Ingredients of °Moussaka°

  1. It's of parmesan râpé.
  2. Prepare of d'aubergines coupées en tranches 1cm.
  3. Prepare of pommes de terre coupées en tranches 1cm.
  4. It's of Pour la viande :.
  5. Prepare of oignon émincé.
  6. You need of d'huile d'olive.
  7. It's of boeuf haché ou de viande d'agneau hachée.
  8. You need of vin rouge.
  9. You need of tomates concassées.
  10. Prepare of cuil. à café de sel.
  11. Prepare of cuil. à café de poivre.
  12. It's of de cuil. à café de clou de girofle en poudre.
  13. It's of cuil. à café cannelle.
  14. Prepare of Pour la sauce mornay :.
  15. You need of beurre en morceaux.
  16. Prepare of farine.
  17. You need of lait.
  18. It's of cuil. à café de sel.
  19. You need of Du poivre.
  20. Prepare of pincée de muscade.
  21. Prepare of oeuf.

It is usually followed when someone is allergic to nuts. Like most good things, moussaka takes time to make, but it feeds a crowd. Let it come to room temperature before. This classic Greek moussaka recipe is made by layering eggplant and potatoes with a spiced meat filling and topping it with a béchamel sauce.

°Moussaka° instructions

  1. Faire cuire les aubergines et les pommes de terre à la vapeur 20 mn et les réserver.
  2. Dans une cocotte faire rissoler l'oignon dans l'huile d'olive, ajoutez la viande hachée et faite la revenir pendant 5 mn.
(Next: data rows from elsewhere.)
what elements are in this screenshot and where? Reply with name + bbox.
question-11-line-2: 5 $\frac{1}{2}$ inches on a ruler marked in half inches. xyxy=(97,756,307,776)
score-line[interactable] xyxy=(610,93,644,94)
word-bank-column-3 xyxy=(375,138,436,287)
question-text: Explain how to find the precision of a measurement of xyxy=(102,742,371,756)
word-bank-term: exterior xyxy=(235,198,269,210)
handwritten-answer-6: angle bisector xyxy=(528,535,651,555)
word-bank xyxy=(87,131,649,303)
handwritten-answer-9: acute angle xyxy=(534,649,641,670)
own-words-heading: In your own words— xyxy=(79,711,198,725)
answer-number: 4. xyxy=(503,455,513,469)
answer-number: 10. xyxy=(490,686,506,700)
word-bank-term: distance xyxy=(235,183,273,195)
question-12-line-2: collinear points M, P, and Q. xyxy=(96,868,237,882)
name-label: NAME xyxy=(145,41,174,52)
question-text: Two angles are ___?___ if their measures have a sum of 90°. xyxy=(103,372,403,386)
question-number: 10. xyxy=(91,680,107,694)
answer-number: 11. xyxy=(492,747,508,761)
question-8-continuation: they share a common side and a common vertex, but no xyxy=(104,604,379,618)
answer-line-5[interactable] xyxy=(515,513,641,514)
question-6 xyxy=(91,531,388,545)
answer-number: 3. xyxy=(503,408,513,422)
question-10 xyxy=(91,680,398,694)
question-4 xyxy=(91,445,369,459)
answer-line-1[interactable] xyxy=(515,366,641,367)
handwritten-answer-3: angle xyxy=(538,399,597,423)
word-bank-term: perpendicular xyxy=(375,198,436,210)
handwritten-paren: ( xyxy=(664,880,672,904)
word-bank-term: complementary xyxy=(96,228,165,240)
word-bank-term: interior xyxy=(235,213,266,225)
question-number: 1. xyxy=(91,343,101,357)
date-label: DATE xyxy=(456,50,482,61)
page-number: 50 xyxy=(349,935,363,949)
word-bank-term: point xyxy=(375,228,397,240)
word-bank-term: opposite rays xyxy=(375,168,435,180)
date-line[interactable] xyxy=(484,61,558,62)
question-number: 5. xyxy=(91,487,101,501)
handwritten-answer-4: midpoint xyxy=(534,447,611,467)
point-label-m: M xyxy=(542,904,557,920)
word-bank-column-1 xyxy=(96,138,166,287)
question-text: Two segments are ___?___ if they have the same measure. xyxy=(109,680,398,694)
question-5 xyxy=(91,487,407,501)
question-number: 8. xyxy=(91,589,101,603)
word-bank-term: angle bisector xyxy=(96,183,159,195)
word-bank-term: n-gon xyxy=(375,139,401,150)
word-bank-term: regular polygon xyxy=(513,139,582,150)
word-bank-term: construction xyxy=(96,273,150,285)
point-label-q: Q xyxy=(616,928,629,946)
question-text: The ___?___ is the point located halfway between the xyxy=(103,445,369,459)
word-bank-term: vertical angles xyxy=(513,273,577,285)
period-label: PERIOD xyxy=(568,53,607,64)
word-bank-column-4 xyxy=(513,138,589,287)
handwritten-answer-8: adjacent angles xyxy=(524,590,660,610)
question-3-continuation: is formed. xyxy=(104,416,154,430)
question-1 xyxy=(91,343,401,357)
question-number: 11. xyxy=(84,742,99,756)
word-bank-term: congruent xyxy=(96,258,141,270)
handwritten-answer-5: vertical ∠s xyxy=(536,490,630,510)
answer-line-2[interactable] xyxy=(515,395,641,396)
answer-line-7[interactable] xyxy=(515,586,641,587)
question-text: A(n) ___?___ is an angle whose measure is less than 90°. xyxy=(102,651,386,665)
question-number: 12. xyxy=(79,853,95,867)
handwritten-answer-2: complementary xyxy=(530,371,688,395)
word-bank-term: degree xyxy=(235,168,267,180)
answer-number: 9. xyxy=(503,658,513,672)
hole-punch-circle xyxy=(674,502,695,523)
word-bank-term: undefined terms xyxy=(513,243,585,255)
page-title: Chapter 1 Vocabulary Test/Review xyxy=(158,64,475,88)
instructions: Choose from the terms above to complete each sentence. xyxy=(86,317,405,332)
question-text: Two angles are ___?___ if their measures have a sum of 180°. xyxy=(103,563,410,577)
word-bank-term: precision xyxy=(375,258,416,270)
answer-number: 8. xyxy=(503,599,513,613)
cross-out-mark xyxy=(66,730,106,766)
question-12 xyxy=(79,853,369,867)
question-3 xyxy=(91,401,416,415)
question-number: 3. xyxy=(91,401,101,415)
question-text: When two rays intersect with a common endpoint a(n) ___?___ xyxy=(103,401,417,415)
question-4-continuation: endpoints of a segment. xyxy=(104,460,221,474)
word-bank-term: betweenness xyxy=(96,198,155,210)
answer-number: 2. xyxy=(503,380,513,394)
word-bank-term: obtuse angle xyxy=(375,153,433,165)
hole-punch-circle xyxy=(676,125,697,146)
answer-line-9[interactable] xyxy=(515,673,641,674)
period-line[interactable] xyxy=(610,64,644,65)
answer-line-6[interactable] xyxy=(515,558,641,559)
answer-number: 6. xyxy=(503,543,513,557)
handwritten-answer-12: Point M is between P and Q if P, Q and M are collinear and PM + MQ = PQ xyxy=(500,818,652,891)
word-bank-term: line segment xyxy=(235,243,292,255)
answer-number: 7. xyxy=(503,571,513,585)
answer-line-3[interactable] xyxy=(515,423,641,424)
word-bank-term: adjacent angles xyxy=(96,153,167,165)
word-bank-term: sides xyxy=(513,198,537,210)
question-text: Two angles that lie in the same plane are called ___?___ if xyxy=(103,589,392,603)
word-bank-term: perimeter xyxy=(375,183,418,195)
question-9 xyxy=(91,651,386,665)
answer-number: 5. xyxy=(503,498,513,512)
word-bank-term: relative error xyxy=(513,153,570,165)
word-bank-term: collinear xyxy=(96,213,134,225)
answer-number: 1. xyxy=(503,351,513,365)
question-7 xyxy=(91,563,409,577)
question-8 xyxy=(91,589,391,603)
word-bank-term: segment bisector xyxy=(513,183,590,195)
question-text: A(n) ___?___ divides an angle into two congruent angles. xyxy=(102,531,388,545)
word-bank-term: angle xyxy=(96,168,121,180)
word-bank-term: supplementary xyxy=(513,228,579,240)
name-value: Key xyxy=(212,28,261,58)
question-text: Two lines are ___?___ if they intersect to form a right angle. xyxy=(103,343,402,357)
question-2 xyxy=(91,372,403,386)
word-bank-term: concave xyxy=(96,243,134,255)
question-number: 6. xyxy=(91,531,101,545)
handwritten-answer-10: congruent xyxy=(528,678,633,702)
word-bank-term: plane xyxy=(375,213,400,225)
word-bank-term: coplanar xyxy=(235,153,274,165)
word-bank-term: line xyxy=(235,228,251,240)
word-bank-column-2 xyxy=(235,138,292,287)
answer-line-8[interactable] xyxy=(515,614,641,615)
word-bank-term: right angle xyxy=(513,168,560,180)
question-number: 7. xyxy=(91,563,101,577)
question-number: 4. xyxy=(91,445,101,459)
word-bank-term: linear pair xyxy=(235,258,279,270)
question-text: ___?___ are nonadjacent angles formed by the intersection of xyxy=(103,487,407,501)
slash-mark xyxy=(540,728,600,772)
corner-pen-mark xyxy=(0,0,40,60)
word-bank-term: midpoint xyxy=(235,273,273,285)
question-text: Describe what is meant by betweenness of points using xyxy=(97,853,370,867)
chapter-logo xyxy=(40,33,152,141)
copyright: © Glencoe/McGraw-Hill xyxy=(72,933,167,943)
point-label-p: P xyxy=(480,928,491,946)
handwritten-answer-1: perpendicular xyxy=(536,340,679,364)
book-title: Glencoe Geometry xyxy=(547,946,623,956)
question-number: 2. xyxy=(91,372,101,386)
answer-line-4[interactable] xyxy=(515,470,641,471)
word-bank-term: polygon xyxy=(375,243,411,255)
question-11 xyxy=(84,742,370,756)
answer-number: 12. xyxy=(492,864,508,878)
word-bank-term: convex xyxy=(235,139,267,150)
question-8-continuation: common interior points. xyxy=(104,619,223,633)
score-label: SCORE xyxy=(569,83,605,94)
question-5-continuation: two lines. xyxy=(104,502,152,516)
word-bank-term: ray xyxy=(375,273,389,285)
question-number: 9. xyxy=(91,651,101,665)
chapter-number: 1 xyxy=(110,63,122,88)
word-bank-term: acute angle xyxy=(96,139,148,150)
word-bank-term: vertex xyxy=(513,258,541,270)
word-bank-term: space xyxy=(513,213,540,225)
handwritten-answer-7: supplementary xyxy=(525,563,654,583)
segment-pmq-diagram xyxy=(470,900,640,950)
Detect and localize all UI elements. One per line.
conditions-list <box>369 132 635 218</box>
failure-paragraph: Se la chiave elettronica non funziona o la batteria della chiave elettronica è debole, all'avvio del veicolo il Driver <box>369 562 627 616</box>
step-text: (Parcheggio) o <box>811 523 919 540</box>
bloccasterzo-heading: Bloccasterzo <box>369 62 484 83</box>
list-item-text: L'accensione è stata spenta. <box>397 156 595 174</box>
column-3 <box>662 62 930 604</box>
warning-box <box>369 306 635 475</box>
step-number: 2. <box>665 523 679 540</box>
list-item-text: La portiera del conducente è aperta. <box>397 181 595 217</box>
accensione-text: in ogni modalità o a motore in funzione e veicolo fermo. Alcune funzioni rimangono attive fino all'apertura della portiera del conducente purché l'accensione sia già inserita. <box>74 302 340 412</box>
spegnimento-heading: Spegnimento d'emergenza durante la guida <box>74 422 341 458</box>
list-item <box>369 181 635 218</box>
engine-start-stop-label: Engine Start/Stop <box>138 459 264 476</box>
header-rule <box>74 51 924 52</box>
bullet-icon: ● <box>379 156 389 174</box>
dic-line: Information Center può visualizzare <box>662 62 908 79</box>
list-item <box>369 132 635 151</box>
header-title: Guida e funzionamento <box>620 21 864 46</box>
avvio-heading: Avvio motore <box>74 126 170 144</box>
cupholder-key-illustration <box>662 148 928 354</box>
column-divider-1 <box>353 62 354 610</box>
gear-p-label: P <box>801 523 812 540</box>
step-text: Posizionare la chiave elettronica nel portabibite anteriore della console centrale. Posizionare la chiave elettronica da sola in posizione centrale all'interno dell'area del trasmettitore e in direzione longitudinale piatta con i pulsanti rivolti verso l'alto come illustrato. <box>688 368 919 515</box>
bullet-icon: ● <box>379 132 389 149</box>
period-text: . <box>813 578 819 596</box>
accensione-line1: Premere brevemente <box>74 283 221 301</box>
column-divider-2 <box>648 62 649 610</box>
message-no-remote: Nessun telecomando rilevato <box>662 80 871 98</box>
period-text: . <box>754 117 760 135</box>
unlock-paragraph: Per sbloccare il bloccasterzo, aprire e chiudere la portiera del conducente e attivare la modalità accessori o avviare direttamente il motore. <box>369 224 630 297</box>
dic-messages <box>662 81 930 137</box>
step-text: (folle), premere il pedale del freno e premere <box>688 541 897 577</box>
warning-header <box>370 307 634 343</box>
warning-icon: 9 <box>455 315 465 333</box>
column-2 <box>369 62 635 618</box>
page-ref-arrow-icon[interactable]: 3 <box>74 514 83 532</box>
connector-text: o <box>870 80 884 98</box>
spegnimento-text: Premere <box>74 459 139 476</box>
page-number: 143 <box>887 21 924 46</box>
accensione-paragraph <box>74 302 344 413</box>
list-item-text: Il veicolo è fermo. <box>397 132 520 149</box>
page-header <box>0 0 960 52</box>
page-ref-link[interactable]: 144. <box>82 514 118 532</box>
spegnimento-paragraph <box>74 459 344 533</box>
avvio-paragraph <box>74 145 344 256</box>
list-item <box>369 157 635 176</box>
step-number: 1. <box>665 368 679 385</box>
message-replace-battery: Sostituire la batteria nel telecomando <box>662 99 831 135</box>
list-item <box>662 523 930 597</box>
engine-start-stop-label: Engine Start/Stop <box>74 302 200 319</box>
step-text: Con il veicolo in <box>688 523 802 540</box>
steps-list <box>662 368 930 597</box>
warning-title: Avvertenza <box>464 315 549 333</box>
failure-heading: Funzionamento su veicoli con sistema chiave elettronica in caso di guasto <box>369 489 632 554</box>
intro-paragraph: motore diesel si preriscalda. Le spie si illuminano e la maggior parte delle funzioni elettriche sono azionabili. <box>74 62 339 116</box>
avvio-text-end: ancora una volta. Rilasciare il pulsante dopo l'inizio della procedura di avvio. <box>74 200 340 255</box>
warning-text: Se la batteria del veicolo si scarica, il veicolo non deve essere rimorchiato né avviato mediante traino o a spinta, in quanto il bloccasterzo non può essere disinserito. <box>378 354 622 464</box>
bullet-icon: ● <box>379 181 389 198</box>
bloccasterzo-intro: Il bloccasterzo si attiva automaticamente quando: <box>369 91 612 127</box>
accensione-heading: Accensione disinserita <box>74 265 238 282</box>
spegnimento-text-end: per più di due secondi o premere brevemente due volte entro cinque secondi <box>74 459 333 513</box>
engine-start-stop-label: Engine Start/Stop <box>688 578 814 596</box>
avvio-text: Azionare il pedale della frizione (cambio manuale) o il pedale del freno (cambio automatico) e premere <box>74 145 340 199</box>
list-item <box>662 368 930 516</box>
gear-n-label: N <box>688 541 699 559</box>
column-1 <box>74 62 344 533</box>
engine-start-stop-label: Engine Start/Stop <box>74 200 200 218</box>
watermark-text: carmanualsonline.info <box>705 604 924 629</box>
Ajoutez ensuite le vin rouge, les tomates, le sel le poivre, le clou de girofle, et la cannelle, faites mijoter le tout pendant 1 h..
  3. Dans un plat à gratin disposez les pommes de terre ajouter un peu d'huile d'olive et du sel mélangez délicatement, étalez en une couche uniforme..
  4. Parsemez la surface des pommes de terre avec le parmesan, ajoutez la moitié de la viande hachée, disposez les aubergines sur la viande, parsemez de parmesan et recouvrir avec le reste de viande hachée..
  5. Procédez ensuite à la sauce mornay en réalisant une béchamel puis ajoutez le jaune d'œuf et les 40 g de parmesan restant. Versez la sauce Mornay sur la préparation parsemez l'ensemble de parmesan et cuire la moussaka au four à 180° pendant 40 à 50 minutes.

The layers of eggplants, creamy sauce and cheese are exquisite. Moussaka is a multi-step casserole that requires some work, much like lasagna. Moussaka is probably one of my ultimate favorite comfort foods of all times! Unfortunately, it also happens to be one of those dishes that's just darn near impossible to portray in a way that makes it. Moussaka, undoubtedly one of the most well known classic Greek recipes, is traditionally made by layering meat and sliced aubergines (eggplant) and topped with a bechamel sauce.